Wednesday, July 12, 2006

Zidane! Zidane! Zidane!

Who would have thought you'd hear talk like this from a Frenchman? From a French soccer player, no less?
The France legend did not reveal what Materazzi said, but claimed it was "very personal" and concerned his mother and his sister. . . .

Zidane refused to say sorry to Materazzi and said he did not regret what he did after being provoked by the insults.

But Zidane, who was playing in his final game before quitting football, added: "They were very hard words. You hear them once and you try to move away.

"But then you hear them twice, and then a third time.

"Before anything else I am a man and some words are harder to hear than actions. I would rather have taken a blow to the face than hear that I can't regret what I did because it would mean that he (Materazzi) was right to say what he said."

"I want to apologise," he said. "But I can't regret it because if do that would be like admitting that he had every reason to say what he said. I can't do that because he was not right to say what he said."

Manliness on the pitch.

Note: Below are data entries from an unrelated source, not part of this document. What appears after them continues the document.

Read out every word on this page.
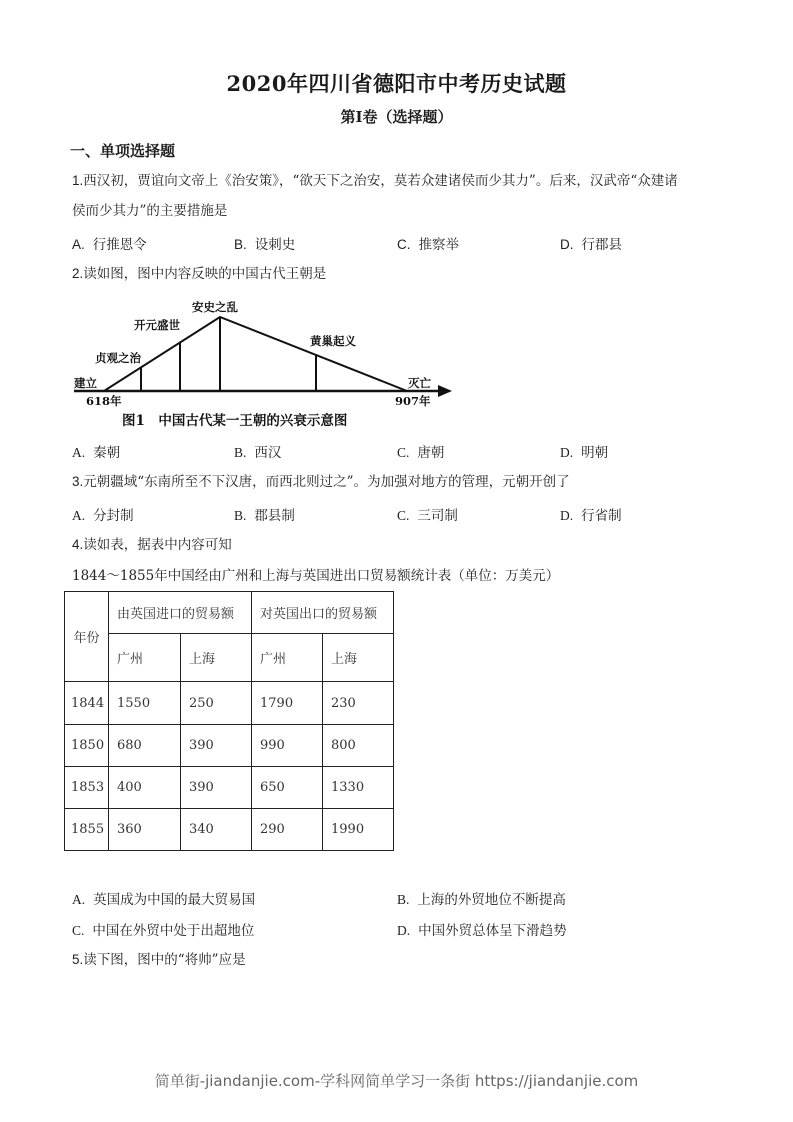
2020年四川省德阳市中考历史试题
第Ⅰ卷（选择题）
一、单项选择题
1.西汉初，贾谊向文帝上《治安策》，“欲天下之治安，莫若众建诸侯而少其力”。后来，汉武帝“众建诸
侯而少其力”的主要措施是
A. 行推恩令	B. 设刺史	C. 推察举	D. 行郡县
2.读如图，图中内容反映的中国古代王朝是
建立
618年
贞观之治
开元盛世
安史之乱
黄巢起义
灭亡
907年
图1　中国古代某一王朝的兴衰示意图
A. 秦朝	B. 西汉	C. 唐朝	D. 明朝
3.元朝疆域“东南所至不下汉唐，而西北则过之”。为加强对地方的管理，元朝开创了
A. 分封制	B. 郡县制	C. 三司制	D. 行省制
4.读如表，据表中内容可知
1844～1855年中国经由广州和上海与英国进出口贸易额统计表（单位：万美元）
年份	由英国进口的贸易额		对英国出口的贸易额	
	广州	上海	广州	上海
1844	1550	250	1790	230
1850	680	390	990	800
1853	400	390	650	1330
1855	360	340	290	1990
A. 英国成为中国的最大贸易国	B. 上海的外贸地位不断提高
C. 中国在外贸中处于出超地位	D. 中国外贸总体呈下滑趋势
5.读下图，图中的“将帅”应是
简单街-jiandanjie.com-学科网简单学习一条街 https://jiandanjie.com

Who would have thunk it?

Just as an aside: If this had happened on an American basketball court with some analagous type of insult, I bet public opinion would be running 80-20 in Zidane's favor.

4 comments:

jon said...

Had this happened in the NBA, people wouldn't be talking about Zidane, they'd be talking about the insult and poor sportsmanship, and bullying and teasing in school, and how it might not have been Dylan Clebold and Eric Harris who were mainly responsible for Columbine, and how our sports heroes are bad examples for our kids, and la, la-la, la-la...

Fact is shit-talking has and probably always will be part of life and sports in particular. [JVL, have you forgotten all the penis-pulling in the NBA and NFL?] Zidane's a big boy and he should've figured this out by now. If he hasn't heard the equivolent of this insult, then soccer is the namby-pamby sissy sport it appears to be. But I suspect all those players have gotten the business before. If he's indeed his team's best player, then his duty is to 'take one for the team' and stay in the game. I assure you, there is a snappy comeback that could be thought up to any insult. There is always time to beef the guy some other time. Or just end the argument pointing at your World Cup.

Props to Mazzerati for getting under his skin, which was exactly what was intended. Somewhere in Finland, Esa Tikkanen watched this, laughed his ass off, and looked down, counted his Stanley Cup rings, smiled, and knew that it was good.

Anonymous said...

If he was really a man, he would have held off during the game and then met up with the trash talker after the game a kicked the crap out of him.
Zidane is a loser.

jon said...

arrscott,

I agree with you and the USSC that there are words worth fighting over. But is bear-baiting a cop in the real world the same context of a soccer game!?! My coarsened, impoverished soul isn't so refined that if can't make this distinction. It was a "yo' mama" joke, pure and simple.

If you are implying that FIFA allow fighting like the NHL, then I am in complete agreement. That would cut down on the shit-talk and make for a much better sport.

Anonymous said...

Zidane is Algerian, not a true Frenchman.